Asahi Linux’s new “flagship” distro for M-series Macs is a Fedora Remix
Asahi Linux, the project aiming to bring a fully functional Linux system to Apple computers running on that company’s own M-series chips, has announced that its new “flagship distro” is Fedora Asahi Remix.
As announced at Fedora’s Flock conference this week in Cork, Ireland, (and on Asahi Linux’s blog), the Fedora Asahi Remix should be officially released by the end of August 2023. You can try it out now, but you should “expect rough spots (or even complete breakage).”
The new distro will be “upstream-first,” sending as many of its bespoke M-series tools back to Fedora’s mainline offerings as possible. Hector Martin, writing on Asahi Linux’s blog, notes that the existing project based on Arch Linux was “fully downstream.” Asahi added its own package repository with scripts, forked kernel and Mesa packages, bootloader parts, and userspace support, but with “no significant involvement with upstream Arch Linux ARM or Arch Linux.” Neal Gompa from Fedora reached out to talk about integrating Asahi with Fedora after the project’s debut, and work began in late 2021. Now it’s ready to spread a bit further.
“Collaborating with distro integration experts and using distro infra(structure) like this frees us up to continue focusing on what we do best: reverse engineer hardware and develop bespoke drivers and software,” Martin writes. Integration with a well-established distribution also means that bugs in desktop ARM64 Linux, “a niche platform (until now!),” Martin writes, can be addressed more quickly.
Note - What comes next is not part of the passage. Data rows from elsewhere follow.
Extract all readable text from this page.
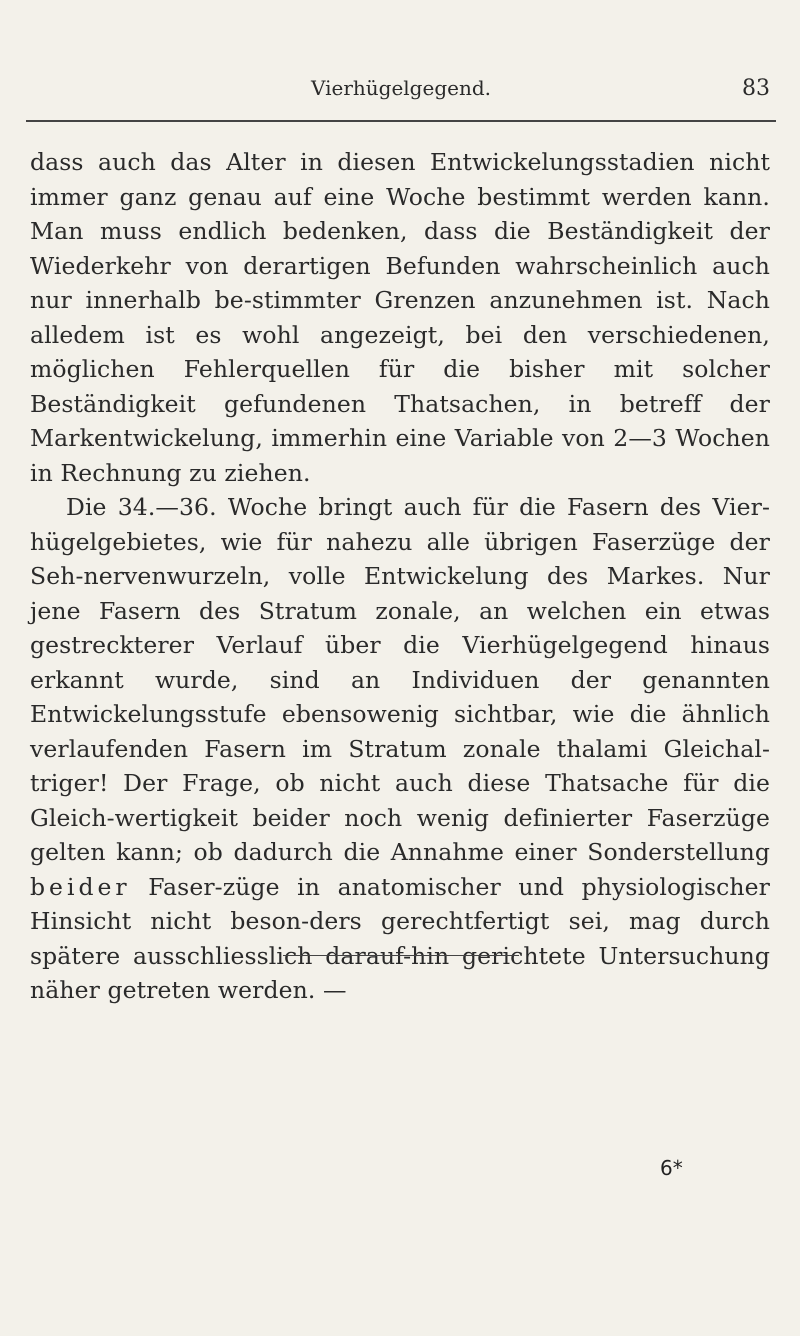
Vierhügelgegend.	83

dass auch das Alter in diesen Entwickelungsstadien nicht immer ganz genau auf eine Woche bestimmt werden kann. Man muss endlich bedenken, dass die Beständigkeit der Wiederkehr von derartigen Befunden wahrscheinlich auch nur innerhalb be-stimmter Grenzen anzunehmen ist. Nach alledem ist es wohl angezeigt, bei den verschiedenen, möglichen Fehlerquellen für die bisher mit solcher Beständigkeit gefundenen Thatsachen, in betreff der Markentwickelung, immerhin eine Variable von 2—3 Wochen in Rechnung zu ziehen.

Die 34.—36. Woche bringt auch für die Fasern des Vier-hügelgebietes, wie für nahezu alle übrigen Faserzüge der Seh-nervenwurzeln, volle Entwickelung des Markes. Nur jene Fasern des Stratum zonale, an welchen ein etwas gestreckterer Verlauf über die Vierhügelgegend hinaus erkannt wurde, sind an Individuen der genannten Entwickelungsstufe ebensowenig sichtbar, wie die ähnlich verlaufenden Fasern im Stratum zonale thalami Gleichal-triger! Der Frage, ob nicht auch diese Thatsache für die Gleich-wertigkeit beider noch wenig definierter Faserzüge gelten kann; ob dadurch die Annahme einer Sonderstellung beider Faser-züge in anatomischer und physiologischer Hinsicht nicht beson-ders gerechtfertigt sei, mag durch spätere ausschliesslich darauf-hin gerichtete Untersuchung näher getreten werden. —

6*
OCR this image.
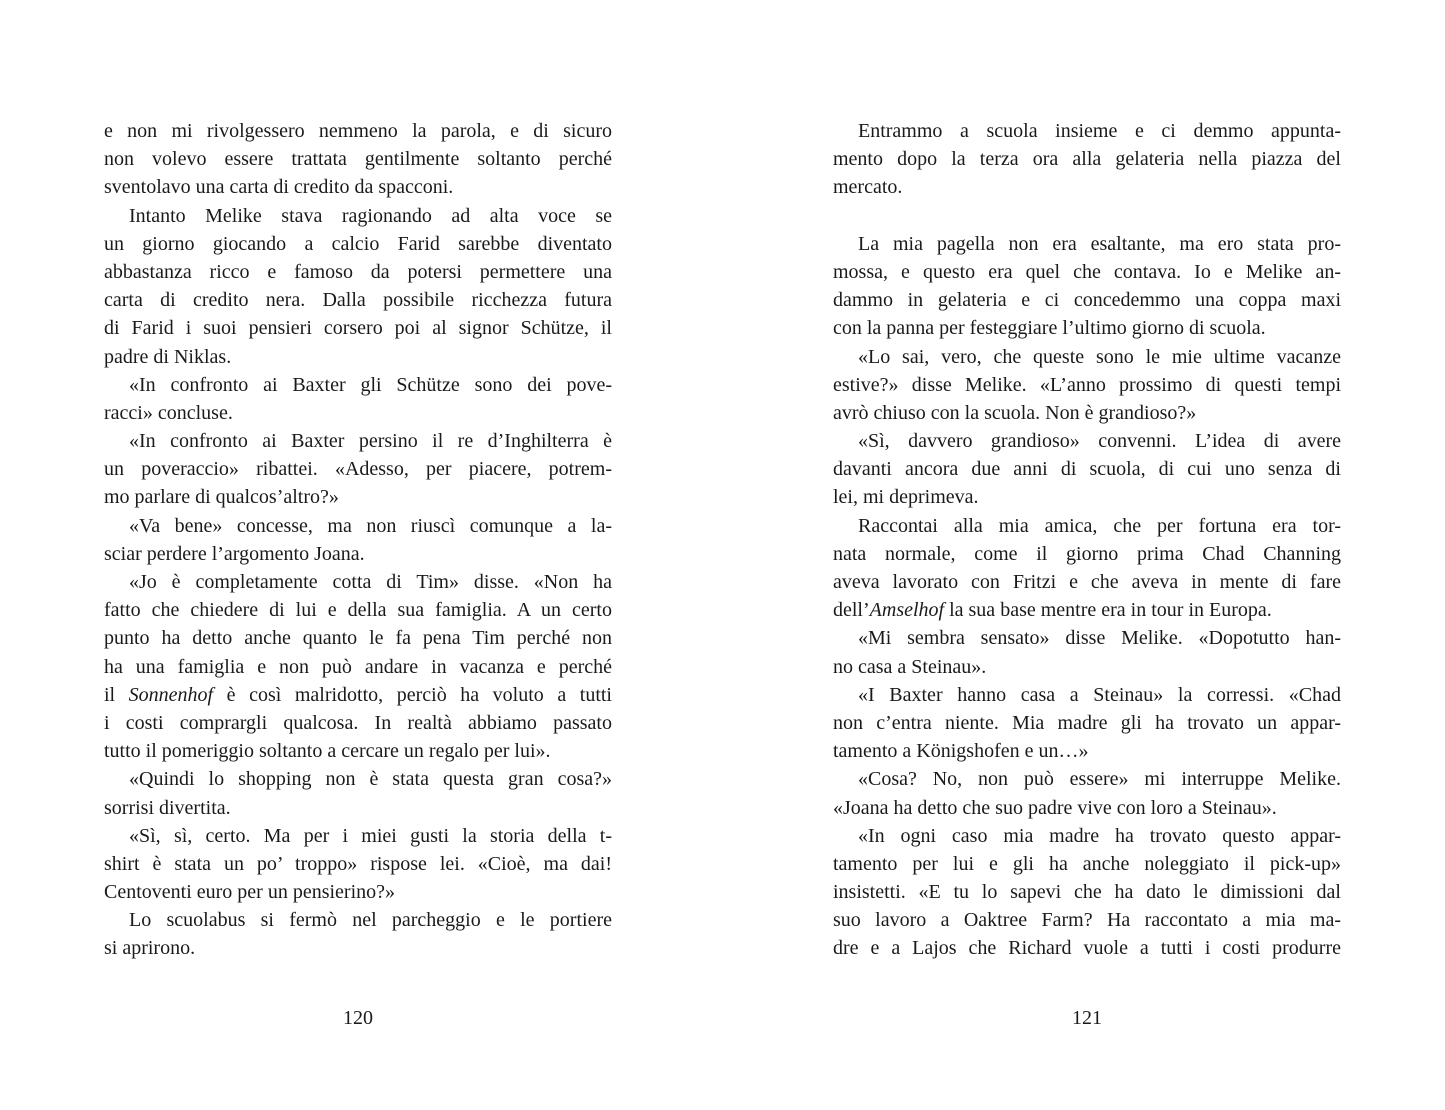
e non mi rivolgessero nemmeno la parola, e di sicuro
non volevo essere trattata gentilmente soltanto perché
sventolavo una carta di credito da spacconi.
Intanto Melike stava ragionando ad alta voce se
un giorno giocando a calcio Farid sarebbe diventato
abbastanza ricco e famoso da potersi permettere una
carta di credito nera. Dalla possibile ricchezza futura
di Farid i suoi pensieri corsero poi al signor Schütze, il
padre di Niklas.
«In confronto ai Baxter gli Schütze sono dei pove-
racci» concluse.
«In confronto ai Baxter persino il re d’Inghilterra è
un poveraccio» ribattei. «Adesso, per piacere, potrem-
mo parlare di qualcos’altro?»
«Va bene» concesse, ma non riuscì comunque a la-
sciar perdere l’argomento Joana.
«Jo è completamente cotta di Tim» disse. «Non ha
fatto che chiedere di lui e della sua famiglia. A un certo
punto ha detto anche quanto le fa pena Tim perché non
ha una famiglia e non può andare in vacanza e perché
il Sonnenhof è così malridotto, perciò ha voluto a tutti
i costi comprargli qualcosa. In realtà abbiamo passato
tutto il pomeriggio soltanto a cercare un regalo per lui».
«Quindi lo shopping non è stata questa gran cosa?»
sorrisi divertita.
«Sì, sì, certo. Ma per i miei gusti la storia della t-
shirt è stata un po’ troppo» rispose lei. «Cioè, ma dai!
Centoventi euro per un pensierino?»
Lo scuolabus si fermò nel parcheggio e le portiere
si aprirono.
120
Entrammo a scuola insieme e ci demmo appunta-
mento dopo la terza ora alla gelateria nella piazza del
mercato.

La mia pagella non era esaltante, ma ero stata pro-
mossa, e questo era quel che contava. Io e Melike an-
dammo in gelateria e ci concedemmo una coppa maxi
con la panna per festeggiare l’ultimo giorno di scuola.
«Lo sai, vero, che queste sono le mie ultime vacanze
estive?» disse Melike. «L’anno prossimo di questi tempi
avrò chiuso con la scuola. Non è grandioso?»
«Sì, davvero grandioso» convenni. L’idea di avere
davanti ancora due anni di scuola, di cui uno senza di
lei, mi deprimeva.
Raccontai alla mia amica, che per fortuna era tor-
nata normale, come il giorno prima Chad Channing
aveva lavorato con Fritzi e che aveva in mente di fare
dell’Amselhof la sua base mentre era in tour in Europa.
«Mi sembra sensato» disse Melike. «Dopotutto han-
no casa a Steinau».
«I Baxter hanno casa a Steinau» la corressi. «Chad
non c’entra niente. Mia madre gli ha trovato un appar-
tamento a Königshofen e un…»
«Cosa? No, non può essere» mi interruppe Melike.
«Joana ha detto che suo padre vive con loro a Steinau».
«In ogni caso mia madre ha trovato questo appar-
tamento per lui e gli ha anche noleggiato il pick-up»
insistetti. «E tu lo sapevi che ha dato le dimissioni dal
suo lavoro a Oaktree Farm? Ha raccontato a mia ma-
dre e a Lajos che Richard vuole a tutti i costi produrre
121
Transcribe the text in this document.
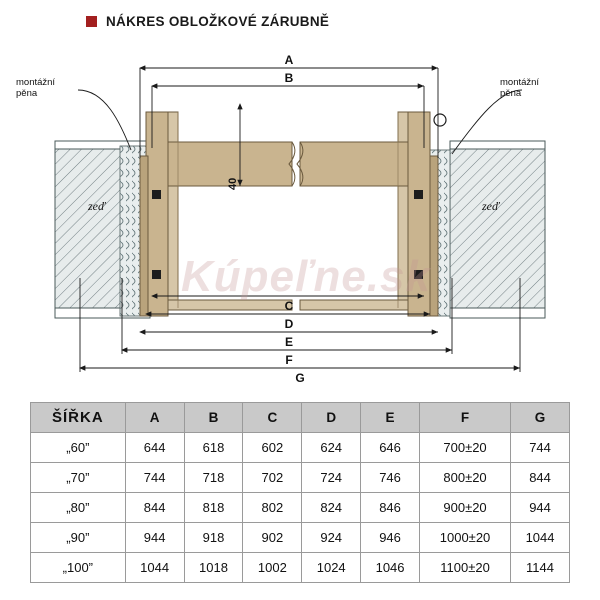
NÁKRES OBLOŽKOVÉ ZÁRUBNĚ
zeď	zeď
A
B
40
C
D
E
F
G
montážní
pěna
montážní
pěna
Kúpeľne.sk
ŠÍŘKA	A	B	C	D	E	F	G
„60”	644	618	602	624	646	700±20	744
„70”	744	718	702	724	746	800±20	844
„80”	844	818	802	824	846	900±20	944
„90”	944	918	902	924	946	1000±20	1044
„100”	1044	1018	1002	1024	1046	1100±20	1144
As detailed in a talk at Flock, and in the slides from that talk, the Asahi Fedora distribution incorporates Asahi’s core work, including making various packages work with the ARM-based Mac’s somewhat unique 16K page sizes. But the upstream collaboration also allows for Asahi to offer both KDE and GNOME desktops, as well as server and minimal installs. Asahi Fedora Remix currently supports all M1 devices, the M2-based laptops, and has hardware-accelerated graphics support by default. Under development are speakers, cameras, and many video and bus features.
Along with the benefits to the developers, Mac owners curious enough to try out Linux on their system will likely experience a gentler learning curve using a Fedora-based distribution than Arch. Having jumped into Asahi every so often on an M2 MacBook Air, it’s usually not the hardware that’s an issue for me. It’s finding software packaged for not only ARM64, but ARM64 on Arch. Arch may (and should) continue to have an Asahi repository available, but I’ll be eager to give a slightly more familiar setup a glance soon enough.